Today, reddit is a vastly different place. /r/news is a perfect example of how ad companies and political groups pulled it off. Around the height of Trumps office, the left was able to strongly rally around hatred for the man and therefore hatred for any conservative. During this time of high emotion, the /r/news subreddit had a mod overhaul which completely aligned the political framing to 100% progressive, with a search and destroy mentality to all right wing thought. Only certain "power users" with ties to established media companies and left wing political groups would post articles there and any competing user or troublesome commenter would be banned. After only a few months of this, anyone with a centrist or right wing opinion was banned or just left, and today /r/news is now a perfect echo chamber for progressive politics. If a newbie were to go visit /r/news on reddit today they would have to believe that surely everyone must think this way, and surely /r/news is a reflection of reality, but it is not, it is a curated and controlled echo chamber.
The power inherent in falsifying organic communities and engagement in propagandizing and selling things to people is incredible. Our society is increasingly distrusting of traditional media, news, talking heads and the like, and have turned to the authenticity of social media strangers to get a better idea of the real discourse around current events. When those pools of discussion get poisoned, manipulated, and falsified, it further breaks down our ability to understand each other or feel connected.
On the advertising front,/r/movies and /r/television are merely a constant stream of Movie/TV ads and celebrity gossip. /r/games might as well be the front page of a games industry magazine. The organic discussions are few and far between, and the marketing pushes from content creators are ever more apparent. You will see movies get odd posts by some rabid fan who just saw the newest release and can't wait to share how wonderful it was! Several comments agree that this new movie is a joy, great fun! Then you watch it and it's awful, true garbage, and if you search around you'll find out most real people agree... and you realize you were tricked, no human ever liked this dull film, some social media intern wrote that reddit post and paid for flair to pop it up. You start to realize that from mainstream reviews... to reddit posts.. everything online is bought and paid for. What can you believe?

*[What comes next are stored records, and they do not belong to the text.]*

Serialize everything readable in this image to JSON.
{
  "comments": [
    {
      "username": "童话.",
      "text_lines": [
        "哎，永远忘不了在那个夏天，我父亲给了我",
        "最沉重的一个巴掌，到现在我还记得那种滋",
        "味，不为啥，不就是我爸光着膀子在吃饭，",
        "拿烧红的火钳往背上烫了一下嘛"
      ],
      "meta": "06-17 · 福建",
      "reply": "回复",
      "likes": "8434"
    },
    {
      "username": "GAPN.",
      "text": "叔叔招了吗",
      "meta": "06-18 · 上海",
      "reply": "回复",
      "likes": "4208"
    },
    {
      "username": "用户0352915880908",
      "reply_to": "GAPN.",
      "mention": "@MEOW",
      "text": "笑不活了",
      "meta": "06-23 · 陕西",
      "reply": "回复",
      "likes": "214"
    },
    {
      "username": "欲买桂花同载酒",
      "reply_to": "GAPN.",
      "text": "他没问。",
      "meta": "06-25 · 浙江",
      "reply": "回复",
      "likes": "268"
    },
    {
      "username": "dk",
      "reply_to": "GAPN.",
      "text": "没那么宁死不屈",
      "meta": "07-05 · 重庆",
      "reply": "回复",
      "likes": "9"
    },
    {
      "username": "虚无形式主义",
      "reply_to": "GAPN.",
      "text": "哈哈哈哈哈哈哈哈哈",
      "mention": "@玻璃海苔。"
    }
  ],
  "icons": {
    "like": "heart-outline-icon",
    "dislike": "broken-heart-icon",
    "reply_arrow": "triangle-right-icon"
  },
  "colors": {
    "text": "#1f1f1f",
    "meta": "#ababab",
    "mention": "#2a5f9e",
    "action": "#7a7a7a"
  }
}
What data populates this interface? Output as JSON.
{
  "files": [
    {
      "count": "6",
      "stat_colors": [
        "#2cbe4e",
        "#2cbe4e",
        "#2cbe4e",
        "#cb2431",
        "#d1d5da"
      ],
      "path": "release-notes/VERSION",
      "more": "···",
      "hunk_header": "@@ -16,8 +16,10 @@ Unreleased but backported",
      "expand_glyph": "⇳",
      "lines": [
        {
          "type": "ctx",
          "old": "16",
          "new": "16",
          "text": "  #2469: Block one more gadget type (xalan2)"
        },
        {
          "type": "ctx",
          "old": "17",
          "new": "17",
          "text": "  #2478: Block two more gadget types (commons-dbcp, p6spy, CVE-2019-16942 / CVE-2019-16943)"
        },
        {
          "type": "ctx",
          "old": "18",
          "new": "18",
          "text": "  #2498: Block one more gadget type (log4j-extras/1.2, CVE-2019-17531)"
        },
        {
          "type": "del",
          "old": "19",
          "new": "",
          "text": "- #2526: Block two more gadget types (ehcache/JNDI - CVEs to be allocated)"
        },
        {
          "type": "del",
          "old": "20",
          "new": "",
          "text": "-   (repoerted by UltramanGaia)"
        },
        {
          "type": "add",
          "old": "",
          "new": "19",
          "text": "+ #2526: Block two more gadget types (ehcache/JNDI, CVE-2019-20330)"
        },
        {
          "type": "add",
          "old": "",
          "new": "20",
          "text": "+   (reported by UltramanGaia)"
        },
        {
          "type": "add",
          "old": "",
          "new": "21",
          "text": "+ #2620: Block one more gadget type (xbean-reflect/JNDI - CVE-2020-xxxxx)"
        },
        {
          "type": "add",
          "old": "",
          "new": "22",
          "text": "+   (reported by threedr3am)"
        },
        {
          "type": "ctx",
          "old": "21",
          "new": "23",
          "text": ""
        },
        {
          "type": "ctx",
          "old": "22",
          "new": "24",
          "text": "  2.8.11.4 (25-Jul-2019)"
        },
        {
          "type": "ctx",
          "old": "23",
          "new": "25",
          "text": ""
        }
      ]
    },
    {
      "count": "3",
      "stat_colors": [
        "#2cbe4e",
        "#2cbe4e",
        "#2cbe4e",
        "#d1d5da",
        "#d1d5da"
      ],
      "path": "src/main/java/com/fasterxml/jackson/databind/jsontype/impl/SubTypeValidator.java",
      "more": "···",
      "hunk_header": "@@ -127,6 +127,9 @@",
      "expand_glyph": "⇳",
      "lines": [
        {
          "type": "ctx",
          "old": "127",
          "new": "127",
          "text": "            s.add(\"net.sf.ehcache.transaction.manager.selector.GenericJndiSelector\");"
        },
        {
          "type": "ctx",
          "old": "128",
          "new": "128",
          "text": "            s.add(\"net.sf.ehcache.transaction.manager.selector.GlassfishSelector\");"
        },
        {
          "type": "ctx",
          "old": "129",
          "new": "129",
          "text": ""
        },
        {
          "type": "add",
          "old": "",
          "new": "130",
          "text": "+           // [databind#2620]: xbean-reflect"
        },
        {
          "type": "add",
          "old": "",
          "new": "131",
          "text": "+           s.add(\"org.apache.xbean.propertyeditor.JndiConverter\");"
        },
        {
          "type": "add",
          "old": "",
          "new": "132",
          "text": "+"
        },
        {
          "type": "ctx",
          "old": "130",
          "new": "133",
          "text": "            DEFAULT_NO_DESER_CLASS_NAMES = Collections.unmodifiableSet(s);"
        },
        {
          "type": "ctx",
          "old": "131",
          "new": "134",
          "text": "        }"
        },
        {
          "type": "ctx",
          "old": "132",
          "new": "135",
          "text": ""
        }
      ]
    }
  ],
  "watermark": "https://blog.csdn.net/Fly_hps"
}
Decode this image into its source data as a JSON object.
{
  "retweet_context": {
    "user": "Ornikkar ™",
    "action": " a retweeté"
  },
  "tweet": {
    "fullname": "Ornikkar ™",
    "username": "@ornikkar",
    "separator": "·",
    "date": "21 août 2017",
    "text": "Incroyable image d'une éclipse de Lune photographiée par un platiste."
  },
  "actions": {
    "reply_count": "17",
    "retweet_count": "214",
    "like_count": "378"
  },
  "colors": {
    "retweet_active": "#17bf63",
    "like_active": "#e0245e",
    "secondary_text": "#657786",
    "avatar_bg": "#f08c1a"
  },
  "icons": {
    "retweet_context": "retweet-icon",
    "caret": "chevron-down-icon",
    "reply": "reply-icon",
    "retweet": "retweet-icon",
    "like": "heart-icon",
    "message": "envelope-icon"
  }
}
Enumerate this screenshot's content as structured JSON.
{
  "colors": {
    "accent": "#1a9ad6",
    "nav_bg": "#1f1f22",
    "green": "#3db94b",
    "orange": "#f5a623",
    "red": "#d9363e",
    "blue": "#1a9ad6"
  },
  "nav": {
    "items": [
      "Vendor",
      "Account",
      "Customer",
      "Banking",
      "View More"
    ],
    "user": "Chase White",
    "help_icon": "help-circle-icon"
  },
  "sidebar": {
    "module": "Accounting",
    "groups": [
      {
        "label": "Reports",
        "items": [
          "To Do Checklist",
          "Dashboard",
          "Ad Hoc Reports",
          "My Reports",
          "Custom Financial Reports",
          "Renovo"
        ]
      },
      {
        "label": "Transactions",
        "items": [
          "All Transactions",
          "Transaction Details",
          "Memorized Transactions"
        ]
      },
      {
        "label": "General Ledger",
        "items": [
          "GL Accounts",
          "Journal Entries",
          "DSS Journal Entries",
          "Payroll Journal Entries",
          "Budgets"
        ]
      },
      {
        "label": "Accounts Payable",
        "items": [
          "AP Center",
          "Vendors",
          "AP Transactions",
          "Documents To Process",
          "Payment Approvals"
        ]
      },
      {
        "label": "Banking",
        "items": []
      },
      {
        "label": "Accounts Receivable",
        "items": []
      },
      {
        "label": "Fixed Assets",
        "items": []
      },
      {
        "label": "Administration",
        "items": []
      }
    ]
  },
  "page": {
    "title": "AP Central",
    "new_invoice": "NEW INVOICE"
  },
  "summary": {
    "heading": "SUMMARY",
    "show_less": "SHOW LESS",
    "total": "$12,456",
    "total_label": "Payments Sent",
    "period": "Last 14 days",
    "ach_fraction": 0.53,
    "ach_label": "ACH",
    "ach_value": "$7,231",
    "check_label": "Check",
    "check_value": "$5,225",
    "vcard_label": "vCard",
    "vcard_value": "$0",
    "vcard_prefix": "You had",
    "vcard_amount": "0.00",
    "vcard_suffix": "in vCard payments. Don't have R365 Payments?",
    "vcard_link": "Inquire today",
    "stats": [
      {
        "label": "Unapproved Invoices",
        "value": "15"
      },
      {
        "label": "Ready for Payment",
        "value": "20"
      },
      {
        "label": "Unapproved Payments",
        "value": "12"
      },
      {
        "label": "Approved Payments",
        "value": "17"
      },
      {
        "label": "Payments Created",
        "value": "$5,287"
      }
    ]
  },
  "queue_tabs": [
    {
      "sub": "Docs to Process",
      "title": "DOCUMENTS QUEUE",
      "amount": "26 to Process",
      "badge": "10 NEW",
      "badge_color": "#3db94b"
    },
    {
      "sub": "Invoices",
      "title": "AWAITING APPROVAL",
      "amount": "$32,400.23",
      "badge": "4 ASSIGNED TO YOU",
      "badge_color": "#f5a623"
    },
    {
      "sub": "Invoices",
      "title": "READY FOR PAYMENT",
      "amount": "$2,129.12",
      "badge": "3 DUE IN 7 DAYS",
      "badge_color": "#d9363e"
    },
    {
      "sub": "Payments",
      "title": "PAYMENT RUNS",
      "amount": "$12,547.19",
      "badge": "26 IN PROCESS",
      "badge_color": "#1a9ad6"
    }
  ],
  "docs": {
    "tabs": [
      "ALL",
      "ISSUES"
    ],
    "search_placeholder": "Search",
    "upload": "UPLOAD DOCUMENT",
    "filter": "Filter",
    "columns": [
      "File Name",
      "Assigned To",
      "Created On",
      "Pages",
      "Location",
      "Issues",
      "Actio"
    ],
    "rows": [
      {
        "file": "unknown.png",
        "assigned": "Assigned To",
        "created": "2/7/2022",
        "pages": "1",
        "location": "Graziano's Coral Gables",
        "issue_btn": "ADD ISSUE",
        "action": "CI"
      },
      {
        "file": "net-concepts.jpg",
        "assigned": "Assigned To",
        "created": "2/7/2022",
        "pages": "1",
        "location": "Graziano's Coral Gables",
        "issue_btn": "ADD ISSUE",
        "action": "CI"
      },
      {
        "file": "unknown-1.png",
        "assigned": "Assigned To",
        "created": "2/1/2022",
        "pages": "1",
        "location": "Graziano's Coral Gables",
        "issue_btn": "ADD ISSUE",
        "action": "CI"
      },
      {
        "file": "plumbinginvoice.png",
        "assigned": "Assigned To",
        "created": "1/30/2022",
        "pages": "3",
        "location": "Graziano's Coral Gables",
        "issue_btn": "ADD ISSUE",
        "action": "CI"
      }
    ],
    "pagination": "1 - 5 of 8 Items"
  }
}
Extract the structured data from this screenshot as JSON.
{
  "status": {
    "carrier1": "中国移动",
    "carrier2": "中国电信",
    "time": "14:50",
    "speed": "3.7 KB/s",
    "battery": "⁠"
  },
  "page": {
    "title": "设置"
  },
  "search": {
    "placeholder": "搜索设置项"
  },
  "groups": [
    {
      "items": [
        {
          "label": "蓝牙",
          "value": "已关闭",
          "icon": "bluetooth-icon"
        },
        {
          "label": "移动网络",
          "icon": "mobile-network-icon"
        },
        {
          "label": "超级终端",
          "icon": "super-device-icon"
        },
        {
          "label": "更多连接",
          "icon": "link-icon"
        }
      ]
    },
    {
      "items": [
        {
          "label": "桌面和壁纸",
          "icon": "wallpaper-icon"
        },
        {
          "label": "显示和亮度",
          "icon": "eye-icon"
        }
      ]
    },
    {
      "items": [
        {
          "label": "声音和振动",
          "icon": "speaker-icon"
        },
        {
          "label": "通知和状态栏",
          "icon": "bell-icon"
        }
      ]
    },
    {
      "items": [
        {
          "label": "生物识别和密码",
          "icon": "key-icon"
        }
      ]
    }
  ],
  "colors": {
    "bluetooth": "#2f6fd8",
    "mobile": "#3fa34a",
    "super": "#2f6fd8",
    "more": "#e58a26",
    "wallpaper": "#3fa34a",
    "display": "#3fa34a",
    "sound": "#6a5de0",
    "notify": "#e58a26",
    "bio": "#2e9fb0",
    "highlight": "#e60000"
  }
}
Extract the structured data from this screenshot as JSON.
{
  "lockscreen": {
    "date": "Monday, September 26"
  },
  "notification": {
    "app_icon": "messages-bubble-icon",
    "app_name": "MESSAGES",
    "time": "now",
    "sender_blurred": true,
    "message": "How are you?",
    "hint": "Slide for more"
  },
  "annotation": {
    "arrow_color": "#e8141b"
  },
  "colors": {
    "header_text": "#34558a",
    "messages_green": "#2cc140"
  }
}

This is the reality of the modern online social media space. Users are cattle to be herded towards products and worldviews and mindsets. Governments and companies alike prod and seduce us towards their desired result, and we're meant to believe that everything we're experiencing is authentic... but it isn't.
The question now is... what's next? We know that people feel more alone and disconnected than ever before, and that authenticity seems to be in dwindling supply... how can we take back the internet? How can real discussion and community build up again? Maybe it's discord, maybe it's web3.0. Who can say... but we cannot accept that this beautiful cyberspace of human knowledge is becoming the worlds largest marketing ploy.
dont__panic|3 years ago
With stuff like GPT-3 and DALL-E, I'm not sure how much longer this metric will suffice. But I don't think impermanent, semi-synchronous mediums like discord will fill the gap for me. Nor will web3, which, as far as I can tell, is simply a pile of increasingly abstreuse ponzi schemes.
I continue to hope for a decentralized blog + RSS solution. It's as simple as growing the community with existing standards, after all.
photochemsyn|3 years ago
I didn't bother to post anything after that, and recently deleted my account there.